AI trade may be dead but long live AI, says John Hancock's Matt Miskin

Matt Miskin, co-chief investment strategist at John Hancock, discussed the declining appeal of the “AI trade” and the challenges faced by high-flying momentum stocks, emphasizing a market shift towards mid-cap and quality value stocks. He advocated for a fundamental investment approach focused on high return on equity companies, cautioning against reliance on momentum trading due to potential volatility and macroeconomic headwinds.

In a recent discussion, Matt Miskin, co-chief investment strategist at John Hancock, shared insights on the current state of the stock market, particularly focusing on the challenges faced by high-flying momentum stocks. He noted that while the market has held up relatively well, there has been a noticeable decline in sentiment as time progresses. Miskin emphasized that the “AI trade” may be losing its appeal, suggesting a shift in market dynamics where the previously dominant stocks are struggling to reach new highs.

Miskin pointed out that the concentration of market power among a few heavyweight stocks, which accounted for 40% of the market, is becoming problematic. He highlighted the difficulties faced by the “Magnificent Seven” stocks, indicating a broader market rotation towards mid-cap and quality value stocks, particularly in sectors like healthcare, utilities, and industrials. He stressed the importance of seeking high return on equity (ROE) companies, as traditional dividend yields are at historic lows, making it essential to focus on quality stocks with reasonable valuations.
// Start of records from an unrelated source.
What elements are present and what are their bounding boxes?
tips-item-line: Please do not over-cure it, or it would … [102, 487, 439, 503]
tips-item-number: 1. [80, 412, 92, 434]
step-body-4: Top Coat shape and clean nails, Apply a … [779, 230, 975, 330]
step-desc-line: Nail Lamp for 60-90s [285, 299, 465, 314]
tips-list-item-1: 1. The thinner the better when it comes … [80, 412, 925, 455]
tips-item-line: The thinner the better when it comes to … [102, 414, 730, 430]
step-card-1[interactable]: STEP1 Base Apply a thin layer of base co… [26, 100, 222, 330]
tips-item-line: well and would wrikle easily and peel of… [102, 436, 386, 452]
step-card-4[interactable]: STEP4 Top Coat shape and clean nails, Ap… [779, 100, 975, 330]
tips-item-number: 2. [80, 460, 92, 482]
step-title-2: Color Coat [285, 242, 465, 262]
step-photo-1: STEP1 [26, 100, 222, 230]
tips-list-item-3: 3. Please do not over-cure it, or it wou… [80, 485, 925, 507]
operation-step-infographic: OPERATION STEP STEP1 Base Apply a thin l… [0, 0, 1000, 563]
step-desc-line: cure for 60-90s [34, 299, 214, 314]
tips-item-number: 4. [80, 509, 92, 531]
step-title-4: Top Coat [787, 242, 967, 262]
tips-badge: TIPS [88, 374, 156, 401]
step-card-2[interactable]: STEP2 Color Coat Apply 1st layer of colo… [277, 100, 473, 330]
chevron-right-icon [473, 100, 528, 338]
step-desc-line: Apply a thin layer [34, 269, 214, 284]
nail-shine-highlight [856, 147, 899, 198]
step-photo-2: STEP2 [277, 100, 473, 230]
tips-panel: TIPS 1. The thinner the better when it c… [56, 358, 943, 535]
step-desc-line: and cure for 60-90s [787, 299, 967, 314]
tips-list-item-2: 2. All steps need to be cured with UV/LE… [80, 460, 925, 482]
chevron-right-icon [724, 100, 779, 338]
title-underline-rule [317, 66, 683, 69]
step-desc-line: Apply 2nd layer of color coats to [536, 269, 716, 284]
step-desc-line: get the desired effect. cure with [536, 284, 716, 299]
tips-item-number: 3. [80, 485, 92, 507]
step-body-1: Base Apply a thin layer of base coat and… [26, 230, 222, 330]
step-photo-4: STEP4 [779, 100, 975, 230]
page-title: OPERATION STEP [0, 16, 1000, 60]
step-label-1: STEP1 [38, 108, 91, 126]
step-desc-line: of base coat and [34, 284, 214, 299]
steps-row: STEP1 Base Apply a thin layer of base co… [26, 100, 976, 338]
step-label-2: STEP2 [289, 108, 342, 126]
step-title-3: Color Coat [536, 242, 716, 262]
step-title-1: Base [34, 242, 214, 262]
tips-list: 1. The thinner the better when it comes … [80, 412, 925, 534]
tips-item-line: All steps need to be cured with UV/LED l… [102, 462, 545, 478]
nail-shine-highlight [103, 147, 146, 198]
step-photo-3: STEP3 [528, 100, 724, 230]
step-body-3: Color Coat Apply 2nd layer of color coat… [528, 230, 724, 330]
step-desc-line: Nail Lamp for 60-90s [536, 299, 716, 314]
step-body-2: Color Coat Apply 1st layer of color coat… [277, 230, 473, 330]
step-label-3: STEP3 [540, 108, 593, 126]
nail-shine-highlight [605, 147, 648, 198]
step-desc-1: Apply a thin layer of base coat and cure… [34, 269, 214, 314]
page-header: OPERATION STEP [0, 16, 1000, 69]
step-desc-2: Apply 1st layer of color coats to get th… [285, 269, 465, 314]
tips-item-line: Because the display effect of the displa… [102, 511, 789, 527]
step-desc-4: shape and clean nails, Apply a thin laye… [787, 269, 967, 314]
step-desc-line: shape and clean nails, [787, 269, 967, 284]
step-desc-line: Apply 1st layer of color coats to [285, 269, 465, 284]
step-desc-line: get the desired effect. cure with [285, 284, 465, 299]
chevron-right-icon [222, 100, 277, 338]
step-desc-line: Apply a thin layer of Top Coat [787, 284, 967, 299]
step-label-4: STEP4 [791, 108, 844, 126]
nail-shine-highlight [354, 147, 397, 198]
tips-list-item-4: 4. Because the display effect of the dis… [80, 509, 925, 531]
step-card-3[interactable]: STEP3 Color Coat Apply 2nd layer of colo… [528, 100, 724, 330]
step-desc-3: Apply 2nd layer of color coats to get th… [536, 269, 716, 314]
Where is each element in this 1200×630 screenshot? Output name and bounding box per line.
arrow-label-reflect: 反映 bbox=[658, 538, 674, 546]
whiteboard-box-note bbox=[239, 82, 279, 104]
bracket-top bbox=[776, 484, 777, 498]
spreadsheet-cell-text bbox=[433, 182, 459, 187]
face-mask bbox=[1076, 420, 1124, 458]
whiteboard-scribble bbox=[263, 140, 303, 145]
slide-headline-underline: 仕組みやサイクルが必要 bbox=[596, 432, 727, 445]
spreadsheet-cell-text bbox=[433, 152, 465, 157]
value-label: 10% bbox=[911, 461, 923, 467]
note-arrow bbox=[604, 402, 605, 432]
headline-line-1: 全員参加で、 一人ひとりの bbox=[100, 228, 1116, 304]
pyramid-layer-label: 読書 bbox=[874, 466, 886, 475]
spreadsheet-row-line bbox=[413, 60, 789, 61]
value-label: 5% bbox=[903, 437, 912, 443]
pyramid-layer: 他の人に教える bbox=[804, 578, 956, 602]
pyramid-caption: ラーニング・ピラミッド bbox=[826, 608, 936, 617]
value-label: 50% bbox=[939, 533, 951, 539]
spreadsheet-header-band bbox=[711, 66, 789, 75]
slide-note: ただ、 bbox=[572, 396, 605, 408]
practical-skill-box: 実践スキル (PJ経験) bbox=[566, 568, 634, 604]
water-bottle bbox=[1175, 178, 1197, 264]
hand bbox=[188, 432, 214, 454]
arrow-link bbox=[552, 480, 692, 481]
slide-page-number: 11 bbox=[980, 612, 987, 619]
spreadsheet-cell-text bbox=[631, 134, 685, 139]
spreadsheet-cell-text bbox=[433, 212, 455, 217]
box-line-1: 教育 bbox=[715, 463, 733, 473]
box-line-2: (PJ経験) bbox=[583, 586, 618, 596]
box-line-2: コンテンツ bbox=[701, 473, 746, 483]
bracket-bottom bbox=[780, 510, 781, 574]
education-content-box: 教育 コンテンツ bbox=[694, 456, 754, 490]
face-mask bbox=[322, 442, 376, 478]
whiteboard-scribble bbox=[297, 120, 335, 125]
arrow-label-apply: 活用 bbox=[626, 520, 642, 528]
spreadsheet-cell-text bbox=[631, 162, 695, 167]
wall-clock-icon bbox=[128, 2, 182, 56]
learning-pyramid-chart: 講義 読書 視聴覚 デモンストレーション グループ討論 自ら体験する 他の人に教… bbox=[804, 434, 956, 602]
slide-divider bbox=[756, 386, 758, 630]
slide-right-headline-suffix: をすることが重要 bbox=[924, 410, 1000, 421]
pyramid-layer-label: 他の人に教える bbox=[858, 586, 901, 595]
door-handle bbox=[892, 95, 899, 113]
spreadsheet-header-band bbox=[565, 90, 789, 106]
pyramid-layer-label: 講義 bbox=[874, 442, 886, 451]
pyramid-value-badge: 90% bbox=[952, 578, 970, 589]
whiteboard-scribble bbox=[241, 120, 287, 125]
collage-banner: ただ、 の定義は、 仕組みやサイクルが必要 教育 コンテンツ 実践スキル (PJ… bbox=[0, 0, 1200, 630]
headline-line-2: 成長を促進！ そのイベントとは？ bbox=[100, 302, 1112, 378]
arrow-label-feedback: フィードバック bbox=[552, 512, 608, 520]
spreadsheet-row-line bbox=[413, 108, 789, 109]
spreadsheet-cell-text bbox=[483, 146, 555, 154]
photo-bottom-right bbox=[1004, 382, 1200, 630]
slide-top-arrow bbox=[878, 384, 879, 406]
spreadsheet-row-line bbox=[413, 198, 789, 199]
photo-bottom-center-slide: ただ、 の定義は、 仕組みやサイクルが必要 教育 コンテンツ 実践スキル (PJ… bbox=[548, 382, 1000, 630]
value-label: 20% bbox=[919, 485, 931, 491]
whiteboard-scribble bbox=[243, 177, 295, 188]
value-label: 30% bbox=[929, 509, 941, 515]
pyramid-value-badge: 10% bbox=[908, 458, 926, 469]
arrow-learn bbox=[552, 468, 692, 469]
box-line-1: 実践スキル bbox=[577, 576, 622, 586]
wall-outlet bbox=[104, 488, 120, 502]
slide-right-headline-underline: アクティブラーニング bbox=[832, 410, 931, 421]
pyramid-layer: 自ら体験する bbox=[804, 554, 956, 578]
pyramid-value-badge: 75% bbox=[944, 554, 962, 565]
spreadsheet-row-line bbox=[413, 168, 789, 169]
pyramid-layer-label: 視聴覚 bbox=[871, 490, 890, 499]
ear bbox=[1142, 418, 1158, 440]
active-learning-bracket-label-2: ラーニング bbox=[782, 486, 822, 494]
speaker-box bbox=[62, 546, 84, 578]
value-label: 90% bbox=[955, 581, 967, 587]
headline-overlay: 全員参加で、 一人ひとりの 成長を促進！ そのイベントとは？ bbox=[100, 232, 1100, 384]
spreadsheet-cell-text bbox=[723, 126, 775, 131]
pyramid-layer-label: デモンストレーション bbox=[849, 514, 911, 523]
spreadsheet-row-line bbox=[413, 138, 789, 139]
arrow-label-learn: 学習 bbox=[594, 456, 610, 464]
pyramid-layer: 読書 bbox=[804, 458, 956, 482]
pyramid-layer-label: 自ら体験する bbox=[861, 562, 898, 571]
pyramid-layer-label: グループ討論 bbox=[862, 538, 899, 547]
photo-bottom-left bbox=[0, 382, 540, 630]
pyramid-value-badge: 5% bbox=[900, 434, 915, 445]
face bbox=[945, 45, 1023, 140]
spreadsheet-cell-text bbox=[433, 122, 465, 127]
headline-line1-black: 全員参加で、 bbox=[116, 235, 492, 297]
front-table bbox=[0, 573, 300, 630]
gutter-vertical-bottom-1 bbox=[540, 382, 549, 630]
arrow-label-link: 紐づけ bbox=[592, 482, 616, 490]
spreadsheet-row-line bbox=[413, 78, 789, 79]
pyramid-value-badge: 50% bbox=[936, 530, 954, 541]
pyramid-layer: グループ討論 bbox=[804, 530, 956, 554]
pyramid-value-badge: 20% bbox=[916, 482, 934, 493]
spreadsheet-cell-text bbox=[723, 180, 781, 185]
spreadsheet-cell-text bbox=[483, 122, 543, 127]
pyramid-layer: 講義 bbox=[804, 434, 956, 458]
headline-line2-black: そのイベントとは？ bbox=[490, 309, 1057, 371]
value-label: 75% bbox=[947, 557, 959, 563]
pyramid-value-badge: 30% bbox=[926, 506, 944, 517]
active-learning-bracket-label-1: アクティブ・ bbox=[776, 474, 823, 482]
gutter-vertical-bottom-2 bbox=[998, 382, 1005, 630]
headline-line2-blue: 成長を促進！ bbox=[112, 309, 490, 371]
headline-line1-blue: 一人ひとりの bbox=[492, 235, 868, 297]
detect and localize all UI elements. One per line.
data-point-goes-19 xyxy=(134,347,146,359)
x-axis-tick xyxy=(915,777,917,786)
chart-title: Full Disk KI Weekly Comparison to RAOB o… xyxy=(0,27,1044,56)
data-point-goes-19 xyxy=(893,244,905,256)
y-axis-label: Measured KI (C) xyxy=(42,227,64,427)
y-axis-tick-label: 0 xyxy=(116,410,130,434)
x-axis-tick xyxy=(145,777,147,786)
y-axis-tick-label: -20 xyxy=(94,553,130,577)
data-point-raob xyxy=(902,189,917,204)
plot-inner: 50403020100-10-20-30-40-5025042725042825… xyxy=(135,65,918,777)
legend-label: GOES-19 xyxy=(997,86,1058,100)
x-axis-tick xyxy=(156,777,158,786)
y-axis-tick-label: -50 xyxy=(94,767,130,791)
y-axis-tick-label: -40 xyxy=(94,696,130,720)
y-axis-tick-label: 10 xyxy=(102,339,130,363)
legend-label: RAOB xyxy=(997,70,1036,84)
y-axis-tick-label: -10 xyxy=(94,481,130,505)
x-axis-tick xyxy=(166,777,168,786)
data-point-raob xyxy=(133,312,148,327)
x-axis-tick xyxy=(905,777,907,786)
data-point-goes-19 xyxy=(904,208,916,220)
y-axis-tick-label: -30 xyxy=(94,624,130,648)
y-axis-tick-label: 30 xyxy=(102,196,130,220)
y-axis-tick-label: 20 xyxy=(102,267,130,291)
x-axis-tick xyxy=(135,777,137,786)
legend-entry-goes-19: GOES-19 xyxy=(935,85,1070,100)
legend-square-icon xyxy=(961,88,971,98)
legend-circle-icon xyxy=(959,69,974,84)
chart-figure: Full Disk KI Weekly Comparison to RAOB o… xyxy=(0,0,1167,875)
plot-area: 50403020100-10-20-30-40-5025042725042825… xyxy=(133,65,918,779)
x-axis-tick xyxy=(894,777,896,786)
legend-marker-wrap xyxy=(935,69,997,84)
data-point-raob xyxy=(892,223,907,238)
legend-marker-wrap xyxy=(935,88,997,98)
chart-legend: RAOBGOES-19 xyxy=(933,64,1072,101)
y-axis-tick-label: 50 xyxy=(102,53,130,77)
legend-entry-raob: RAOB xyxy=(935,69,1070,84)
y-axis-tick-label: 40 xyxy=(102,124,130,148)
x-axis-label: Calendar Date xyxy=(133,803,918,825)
The conversation also touched on the frothy nature of some momentum stocks, which had reached unsustainable price-to-earnings (P/E) ratios. Miskin likened momentum trades to locusts that quickly move from one hot trend to another, cautioning that relying solely on momentum can lead to significant volatility. He advocated for a more fundamental approach to investing, emphasizing the need to focus on value rather than just recent performance.

When discussing the “Magnificent Seven” and other high-profile software companies, Miskin acknowledged that while these companies have strong fundamentals, the market is currently not rewarding them due to macroeconomic headwinds and headline risks. He noted that despite a robust earnings season with an 18% growth rate, the market’s reaction has been tepid, suggesting that there are quality stocks available at attractive prices that investors should consider.

Finally, Miskin reflected on the market’s performance over the past couple of years, noting that back-to-back gains of 25% are historically rare. He cautioned that expectations for future equity returns should be tempered, as the market may not replicate such high returns in the near term. He recommended a defensive strategy focused on value stocks and dividends to help mitigate potential downside risks, urging investors to remain patient during this period of market adjustment.